Ein Mann spaziert am Mittwochmorgen mit seinem Hund durch die leeren Straßen in Frankfurt. Bild: ap / Michael Probst
Deutschland
In Deutschland hat der harte Lockdown
begonnen. Im Kampf gegen das Coronavirus wird das öffentliche Leben
zum zweiten Mal in diesem Jahr heruntergefahren.
Abgesehen von
Lebensmittelläden und anderen Geschäften für den täglichen Bedarf ist
der Einzelhandel nun vorerst bis zum 10. Januar geschlossen, auch
Schulen und Kitas bleiben weitgehend zu.
Mit den nun geltenden harten Einschränkungen wollen Bund und
Länder erreichen, dass die starke Welle der Neuansteckungen gebrochen
wird. Ziel ist es, die Zahl der Neuinfektionen pro 100.000 Einwohner
binnen einer Woche auf maximal 50 zu bringen, um die
Kontaktnachverfolgung wieder möglich zu machen. Damit soll auch
verhindert werden, dass die Kliniken überlastet werden, insbesondere
die Intensivstationen. Am Mittwoch lag die sogenannte
Sieben-Tages-Inzidenz laut RKI-Daten bei 179.8.

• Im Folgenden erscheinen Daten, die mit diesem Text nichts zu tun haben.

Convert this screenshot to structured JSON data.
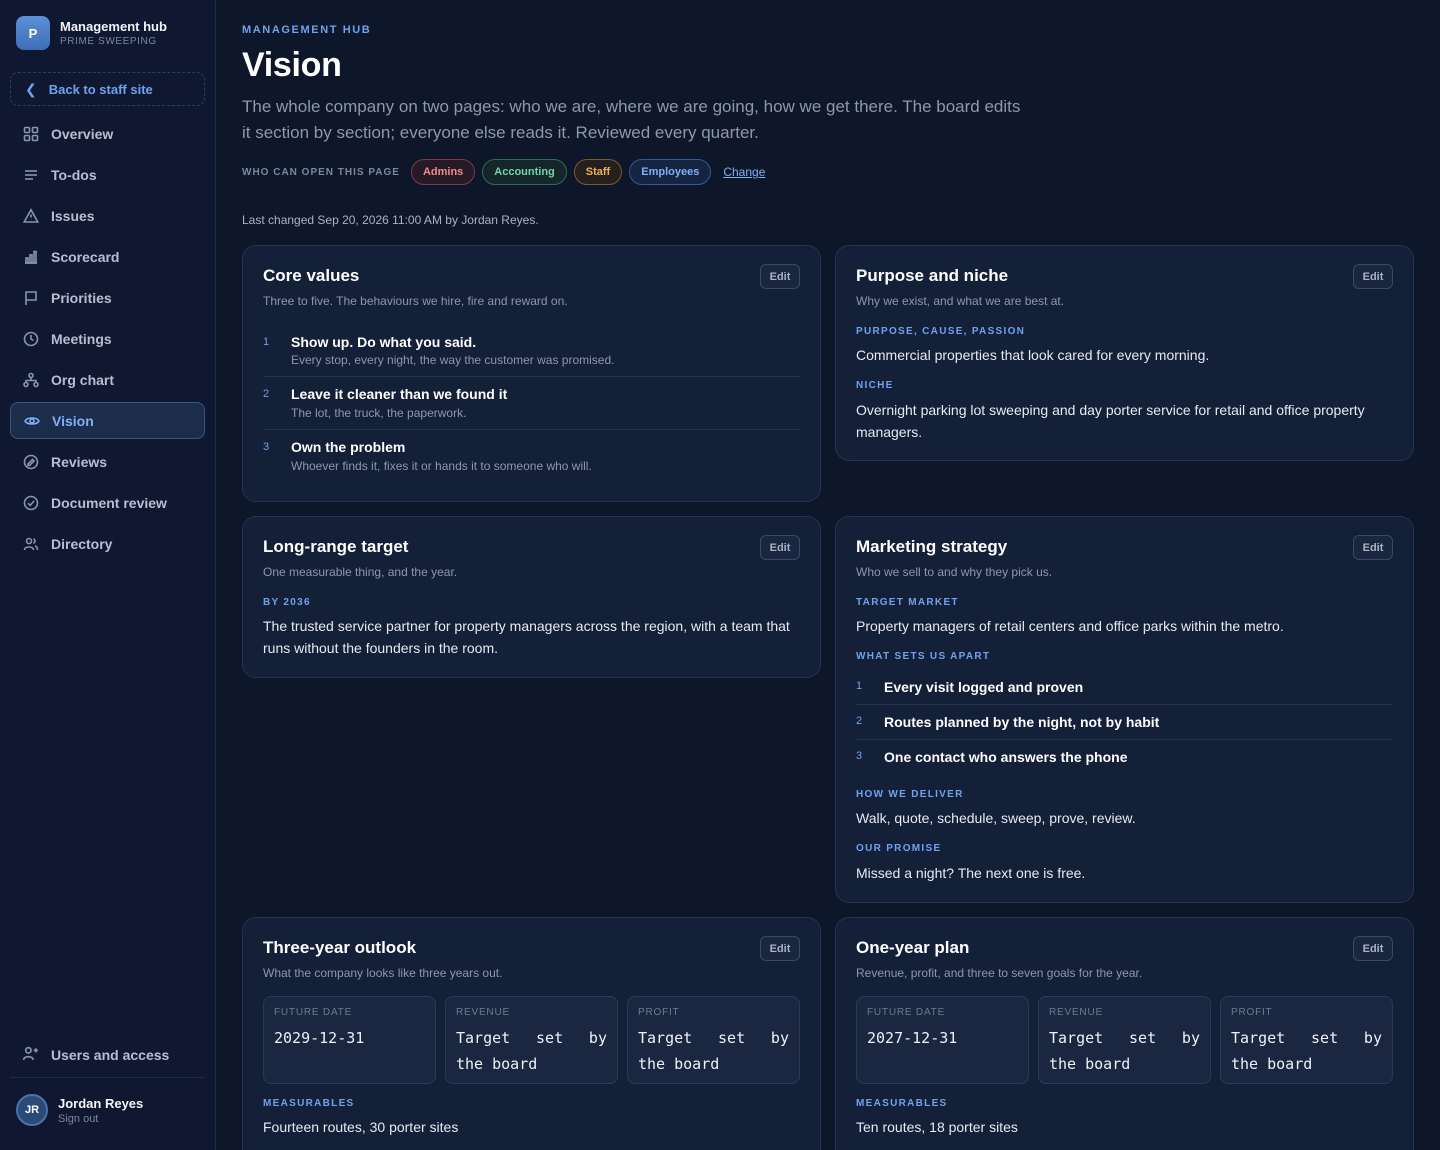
{
  "brand": {
    "logo_letter": "P",
    "title": "Management hub",
    "subtitle": "PRIME SWEEPING"
  },
  "sidebar": {
    "back_label": "Back to staff site",
    "items": [
      {
        "label": "Overview",
        "icon": "grid-icon"
      },
      {
        "label": "To-dos",
        "icon": "list-icon"
      },
      {
        "label": "Issues",
        "icon": "warning-icon"
      },
      {
        "label": "Scorecard",
        "icon": "bar-chart-icon"
      },
      {
        "label": "Priorities",
        "icon": "flag-icon"
      },
      {
        "label": "Meetings",
        "icon": "clock-icon"
      },
      {
        "label": "Org chart",
        "icon": "org-chart-icon"
      },
      {
        "label": "Vision",
        "icon": "eye-icon",
        "active": true
      },
      {
        "label": "Reviews",
        "icon": "review-icon"
      },
      {
        "label": "Document review",
        "icon": "check-circle-icon"
      },
      {
        "label": "Directory",
        "icon": "people-icon"
      }
    ],
    "users_access": "Users and access",
    "user": {
      "initials": "JR",
      "name": "Jordan Reyes",
      "action": "Sign out"
    }
  },
  "header": {
    "eyebrow": "MANAGEMENT HUB",
    "title": "Vision",
    "lede": "The whole company on two pages: who we are, where we are going, how we get there. The board edits it section by section; everyone else reads it. Reviewed every quarter.",
    "access_label": "WHO CAN OPEN THIS PAGE",
    "access": [
      "Admins",
      "Accounting",
      "Staff",
      "Employees"
    ],
    "change": "Change",
    "last_changed": "Last changed Sep 20, 2026 11:00 AM by Jordan Reyes."
  },
  "edit_label": "Edit",
  "core_values": {
    "title": "Core values",
    "subtitle": "Three to five. The behaviours we hire, fire and reward on.",
    "items": [
      {
        "num": "1",
        "title": "Show up. Do what you said.",
        "desc": "Every stop, every night, the way the customer was promised."
      },
      {
        "num": "2",
        "title": "Leave it cleaner than we found it",
        "desc": "The lot, the truck, the paperwork."
      },
      {
        "num": "3",
        "title": "Own the problem",
        "desc": "Whoever finds it, fixes it or hands it to someone who will."
      }
    ]
  },
  "purpose": {
    "title": "Purpose and niche",
    "subtitle": "Why we exist, and what we are best at.",
    "purpose_label": "PURPOSE, CAUSE, PASSION",
    "purpose_text": "Commercial properties that look cared for every morning.",
    "niche_label": "NICHE",
    "niche_text": "Overnight parking lot sweeping and day porter service for retail and office property managers."
  },
  "long_range": {
    "title": "Long-range target",
    "subtitle": "One measurable thing, and the year.",
    "label": "BY 2036",
    "text": "The trusted service partner for property managers across the region, with a team that runs without the founders in the room."
  },
  "marketing": {
    "title": "Marketing strategy",
    "subtitle": "Who we sell to and why they pick us.",
    "target_label": "TARGET MARKET",
    "target_text": "Property managers of retail centers and office parks within the metro.",
    "apart_label": "WHAT SETS US APART",
    "apart": [
      {
        "num": "1",
        "text": "Every visit logged and proven"
      },
      {
        "num": "2",
        "text": "Routes planned by the night, not by habit"
      },
      {
        "num": "3",
        "text": "One contact who answers the phone"
      }
    ],
    "deliver_label": "HOW WE DELIVER",
    "deliver_text": "Walk, quote, schedule, sweep, prove, review.",
    "promise_label": "OUR PROMISE",
    "promise_text": "Missed a night? The next one is free."
  },
  "three_year": {
    "title": "Three-year outlook",
    "subtitle": "What the company looks like three years out.",
    "future_label": "FUTURE DATE",
    "future_value": "2029-12-31",
    "revenue_label": "REVENUE",
    "revenue_value": "Target set by the board",
    "profit_label": "PROFIT",
    "profit_value": "Target set by the board",
    "measurables_label": "MEASURABLES",
    "measurables_text": "Fourteen routes, 30 porter sites"
  },
  "one_year": {
    "title": "One-year plan",
    "subtitle": "Revenue, profit, and three to seven goals for the year.",
    "future_label": "FUTURE DATE",
    "future_value": "2027-12-31",
    "revenue_label": "REVENUE",
    "revenue_value": "Target set by the board",
    "profit_label": "PROFIT",
    "profit_value": "Target set by the board",
    "measurables_label": "MEASURABLES",
    "measurables_text": "Ten routes, 18 porter sites"
  }
}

Private Treffen bleiben auf den eigenen und einen weiteren
Haushalt, in jedem Fall auf maximal fünf Personen beschränkt - Kinder
bis 14 Jahre ausgenommen. Nur zu Weihnachten vom 24. bis 26. Dezember
gibt es Lockerungen. Die Auflagen gelten vorerst bis 10. Januar. Am
5. Januar wollen Bund und Länder über die weitere Marschroute
beraten.
Spahn: Impfungen vielleicht schon nächste Woche
Mitten in der Krise gibt es
aber einen Lichtblick: Laut Gesundheitsminister Jens Spahn (CDU)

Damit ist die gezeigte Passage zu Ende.